Born as Diane Perry in 1943, the daughter of a fishmonger in London's East End, Palmo was fascinated by spirituality and the East throughout her childhood, eventually discovering Buddhism and giving up the frivolity of teen life -- dancing, high heels -- when she was 18 years old. By the time she was 20, Palmo was on a boat to Dalhousie, India -- a refugee zone for Tibetans in northern India -- where she studied Buddhism and taught rudimentary English to young monks who were the reincarnations of dead spiritual masters.

Within a year, Palmo had found a guru -- the reincarnated lama Khamtrul Rinpoche -- and joined a border monastery (there were no nunneries prepared to deal with an educated woman), eventually becoming one of the first Western women to ever be a fully ordained Buddhist nun. And then she climbed the mountain for the sojourn that brought her a certain amount of fame -- at least among other Buddhists.

The life of the yogi is perhaps as removed from Western comprehension of Buddhism as any practice of the religion. The Tibetan yogi spends most of his life in meditation and retreat -- he is, essentially, the wise guru living in the cave at the top of the mountain, long a staple of American jokes. At the age of 27, Palmo climbed up to a niche in the side of a mountain in the Himalayas, and decided to make it her home. For the next 12 years, she lived in this tiny cave at 13,200 feet above sea level, speaking to no one for months, even years on end, as she meditated and sought enlightenment.

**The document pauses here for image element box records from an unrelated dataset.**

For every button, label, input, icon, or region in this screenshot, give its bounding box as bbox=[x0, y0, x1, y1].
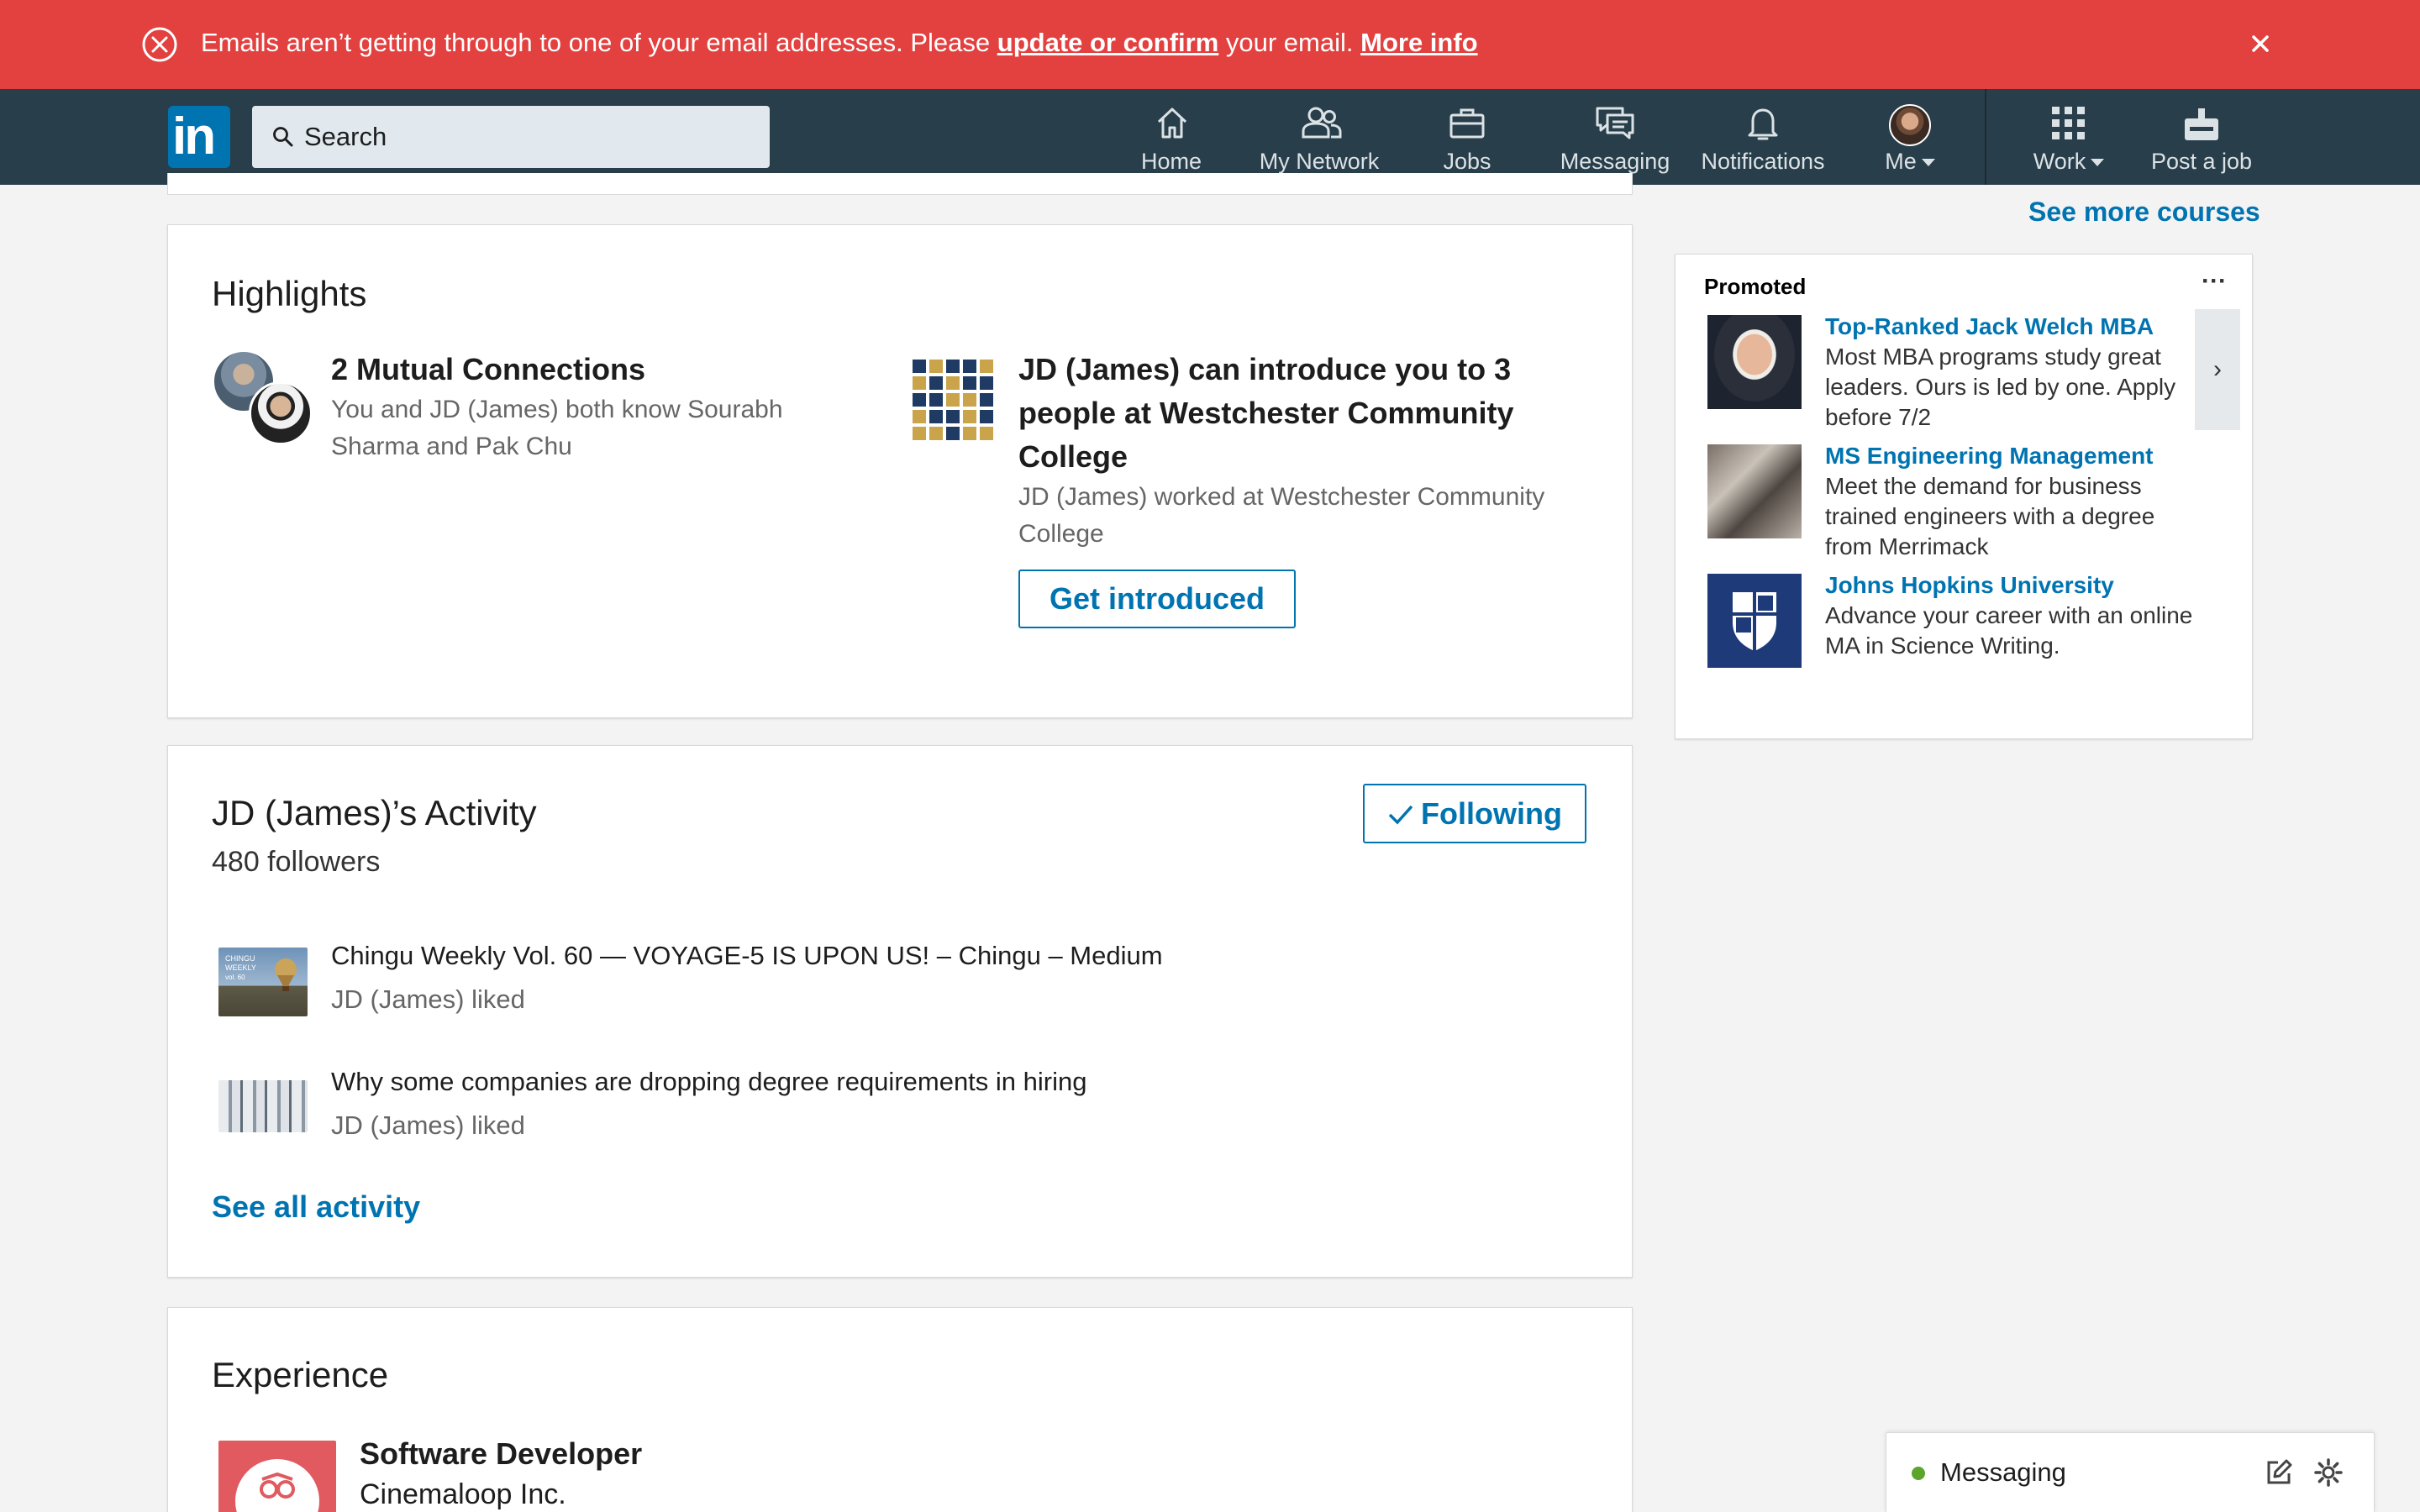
svg-text:vol. 60: vol. 60 bbox=[225, 974, 245, 981]
activity-card: JD (James)’s Activity 480 followers Foll… bbox=[167, 745, 1633, 1278]
nav-my-network-label: My Network bbox=[1259, 149, 1380, 174]
see-all-activity-link[interactable]: See all activity bbox=[212, 1188, 420, 1226]
nav-work[interactable]: Work bbox=[2025, 89, 2112, 185]
nav-home-label: Home bbox=[1140, 149, 1202, 174]
search-icon bbox=[273, 127, 293, 147]
chevron-right-icon[interactable]: › bbox=[2195, 309, 2240, 430]
nav-notifications-label: Notifications bbox=[1701, 149, 1825, 174]
alert-text-before: Emails aren’t getting through to one of … bbox=[201, 28, 997, 57]
email-alert-banner: Emails aren’t getting through to one of … bbox=[0, 0, 2420, 89]
grid-icon bbox=[2052, 107, 2085, 139]
followers-count: 480 followers bbox=[212, 846, 381, 878]
messaging-overlay-label[interactable]: Messaging bbox=[1940, 1453, 2066, 1492]
highlights-card: Highlights 2 Mutual Connections You and … bbox=[167, 224, 1633, 718]
nav-divider bbox=[1985, 89, 1986, 185]
promoted-label: Promoted bbox=[1704, 274, 1807, 299]
nav-me[interactable]: Me bbox=[1872, 89, 1948, 185]
activity-post-2-action: JD (James) liked bbox=[331, 1110, 525, 1140]
chingu-post-thumbnail: CHINGU WEEKLY vol. 60 bbox=[218, 948, 308, 1016]
company-name[interactable]: Cinemaloop Inc. bbox=[360, 1476, 566, 1512]
checkmark-icon bbox=[1388, 805, 1413, 825]
nav-work-label: Work bbox=[2025, 148, 2112, 175]
following-button[interactable]: Following bbox=[1363, 784, 1586, 843]
online-status-icon bbox=[1912, 1467, 1925, 1480]
nav-me-label: Me bbox=[1872, 148, 1948, 175]
avatar bbox=[1889, 104, 1931, 146]
degree-post-thumbnail bbox=[218, 1080, 308, 1132]
error-circle-icon bbox=[142, 27, 177, 62]
chevron-down-icon bbox=[1921, 159, 1935, 167]
messaging-icon bbox=[1596, 107, 1634, 139]
ad-1-title[interactable]: Top-Ranked Jack Welch MBA bbox=[1825, 312, 2154, 342]
nav-jobs[interactable]: Jobs bbox=[1428, 89, 1506, 185]
gear-icon[interactable] bbox=[2313, 1457, 2344, 1488]
hot-air-balloon-icon: CHINGU WEEKLY vol. 60 bbox=[225, 954, 297, 991]
alert-text-middle: your email. bbox=[1218, 28, 1361, 57]
mutual-connection-avatar-2 bbox=[249, 381, 313, 445]
westchester-community-college-logo bbox=[913, 360, 993, 440]
ad-1-desc: Most MBA programs study great leaders. O… bbox=[1825, 344, 2176, 430]
ad-3-desc: Advance your career with an online MA in… bbox=[1825, 602, 2193, 659]
nav-post-job-label: Post a job bbox=[2150, 149, 2253, 174]
merrimack-photo[interactable] bbox=[1707, 444, 1802, 538]
introduction-title[interactable]: JD (James) can introduce you to 3 people… bbox=[1018, 348, 1573, 479]
svg-text:CHINGU: CHINGU bbox=[225, 954, 255, 963]
cinemaloop-logo bbox=[218, 1441, 336, 1512]
nav-post-job[interactable]: Post a job bbox=[2143, 89, 2260, 185]
experience-card: Experience Software Developer Cinemaloop… bbox=[167, 1307, 1633, 1512]
shield-icon bbox=[1733, 592, 1776, 651]
mutual-connections-desc: You and JD (James) both know Sourabh Sha… bbox=[331, 396, 783, 460]
film-reel-icon bbox=[260, 1472, 295, 1499]
search-input[interactable] bbox=[304, 106, 758, 168]
experience-title: Experience bbox=[212, 1355, 389, 1394]
my-network-icon bbox=[1302, 107, 1342, 139]
update-email-link[interactable]: update or confirm bbox=[997, 28, 1219, 57]
jobs-icon bbox=[1449, 108, 1485, 139]
nav-my-network[interactable]: My Network bbox=[1249, 89, 1390, 185]
notifications-icon bbox=[1748, 108, 1778, 140]
introduction-desc: JD (James) worked at Westchester Communi… bbox=[1018, 483, 1545, 548]
following-label: Following bbox=[1421, 795, 1562, 831]
linkedin-logo[interactable]: in bbox=[168, 106, 230, 168]
compose-icon[interactable] bbox=[2265, 1458, 2293, 1487]
more-options-icon[interactable]: ··· bbox=[2202, 266, 2227, 297]
ad-2-title[interactable]: MS Engineering Management bbox=[1825, 441, 2154, 471]
jack-welch-photo[interactable] bbox=[1707, 315, 1802, 409]
post-job-icon bbox=[2185, 108, 2218, 140]
nav-home[interactable]: Home bbox=[1129, 89, 1213, 185]
previous-card-bottom bbox=[167, 173, 1633, 195]
ad-3-title[interactable]: Johns Hopkins University bbox=[1825, 570, 2114, 601]
close-icon[interactable] bbox=[2245, 29, 2275, 59]
chevron-down-icon bbox=[2091, 159, 2105, 167]
nav-notifications[interactable]: Notifications bbox=[1694, 89, 1832, 185]
activity-post-1-action: JD (James) liked bbox=[331, 984, 525, 1014]
nav-work-text: Work bbox=[2033, 149, 2086, 174]
promoted-card: Promoted ··· Top-Ranked Jack Welch MBA M… bbox=[1675, 254, 2253, 739]
svg-text:WEEKLY: WEEKLY bbox=[225, 963, 256, 972]
mutual-connections-title[interactable]: 2 Mutual Connections bbox=[331, 348, 869, 391]
activity-title: JD (James)’s Activity bbox=[212, 793, 537, 832]
highlights-title: Highlights bbox=[212, 274, 367, 313]
messaging-overlay[interactable]: Messaging bbox=[1886, 1432, 2375, 1512]
nav-jobs-label: Jobs bbox=[1443, 149, 1491, 174]
see-more-courses-link[interactable]: See more courses bbox=[2028, 193, 2260, 230]
activity-post-1-title[interactable]: Chingu Weekly Vol. 60 — VOYAGE-5 IS UPON… bbox=[331, 939, 1163, 973]
johns-hopkins-logo[interactable] bbox=[1707, 574, 1802, 668]
nav-messaging-label: Messaging bbox=[1560, 149, 1670, 174]
get-introduced-button[interactable]: Get introduced bbox=[1018, 570, 1296, 628]
global-nav: in Home My Network Jobs bbox=[0, 89, 2420, 185]
more-info-link[interactable]: More info bbox=[1360, 28, 1478, 57]
nav-messaging[interactable]: Messaging bbox=[1556, 89, 1674, 185]
activity-post-2-title[interactable]: Why some companies are dropping degree r… bbox=[331, 1065, 1086, 1099]
job-title[interactable]: Software Developer bbox=[360, 1432, 642, 1476]
ad-2-desc: Meet the demand for business trained eng… bbox=[1825, 473, 2155, 559]
alert-message: Emails aren’t getting through to one of … bbox=[201, 26, 1478, 60]
search-box[interactable] bbox=[252, 106, 770, 168]
nav-me-text: Me bbox=[1885, 149, 1917, 174]
home-icon bbox=[1157, 108, 1187, 139]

For food, Palmo grew turnips and potatoes in a tiny hillside garden, and ate lentils and canned supplies brought up once or twice a year by villagers; she cooked on a small wood-burning stove, with a pressure cooker as her main luxury. She had no books other than religious texts, and no bed -- she slept sitting upright in her tiny meditation box. During the winter, heavy snows would block the entrance, and Palmo almost suffocated before she dug herself out. In the spring, the melting snows would flood her cave. Palmo doesn't talk much about her spiritual achievements up there in the snow, but says that she "was never bored."

In 1988, Palmo finally descended to discover that she'd become famous -- the strange Western woman who had undergone Buddhism's most demanding practice ended up lecturing around the world, and being profiled in the book "Cave in the Snow." Eventually, though, she decided that her new life's calling was to address the gender inequalities that she'd encountered when she was studying Buddhism. Feminism, which has infiltrated Western Buddhism and given rise to a large number of respected female teachers there, had almost entirely bypassed Eastern Buddhism. Palmo joined a small but growing group of Buddhist women -- Western women, but also a few Tibetans -- who were turning their attention to the needs of neglected nuns.

Although there are a few countries -- Taiwan and Korea, namely -- where Buddhist women play a strong role in spiritual life, most Eastern countries leave women out of the picture. Original Buddhist teachings had initially granted women spiritual equality, but years of patriarchal social practices had turned nuns into second-rate citizens (much, it should be noted, like the nuns in the Catholic Church).

"I once asked my lama why there were so few female incarnations in Tibet," she recalls. "He said, 'My sister had more signs at the time of her birth than I did. Everyone said 'Oh, someone very special is coming. 'Then it was a girl and they said, 'Whoops, mistake!' If it had been a boy it would have been taken care of. But because it was a girl, nothing was done about it. She was married off, with no education or training. The social structure was not prepared to deal with it."

Only a few countries even allow women to be fully ordained as nuns (ironically, neither of the spiritual centers revered most by Westerners -- Tibet and Japan -- offer ordination). Traditionally, nuns are denied anything but the most rudimentary education; and the situation has become worse since the Chinese occupation of Tibet. While new monasteries were quickly set up for monks who fled the country, few nunneries were replaced. Many nuns simply ended up as cooks or servants in the monasteries; there were few female spiritual leaders.

To remedy this, Palmo has launched a fledgling nunnery that will, she hopes, reestablish a lost lineage of female yogis, known as the togdenma. These women are the female counterparts to the togden yogis who, dreadlocked and dressed in tattered white skirts, live in caves and meditate for years at a time (and upon whom Palmo modeled her own retreat).

"That example of someone living in a cave in a state of renunciation is something which resonates deeply in the Tibetan psyche," she says. Although the female togdenma existed in small numbers in Tibet through the first half of the 20th century, all traces of these nuns were lost during the Chinese occupation.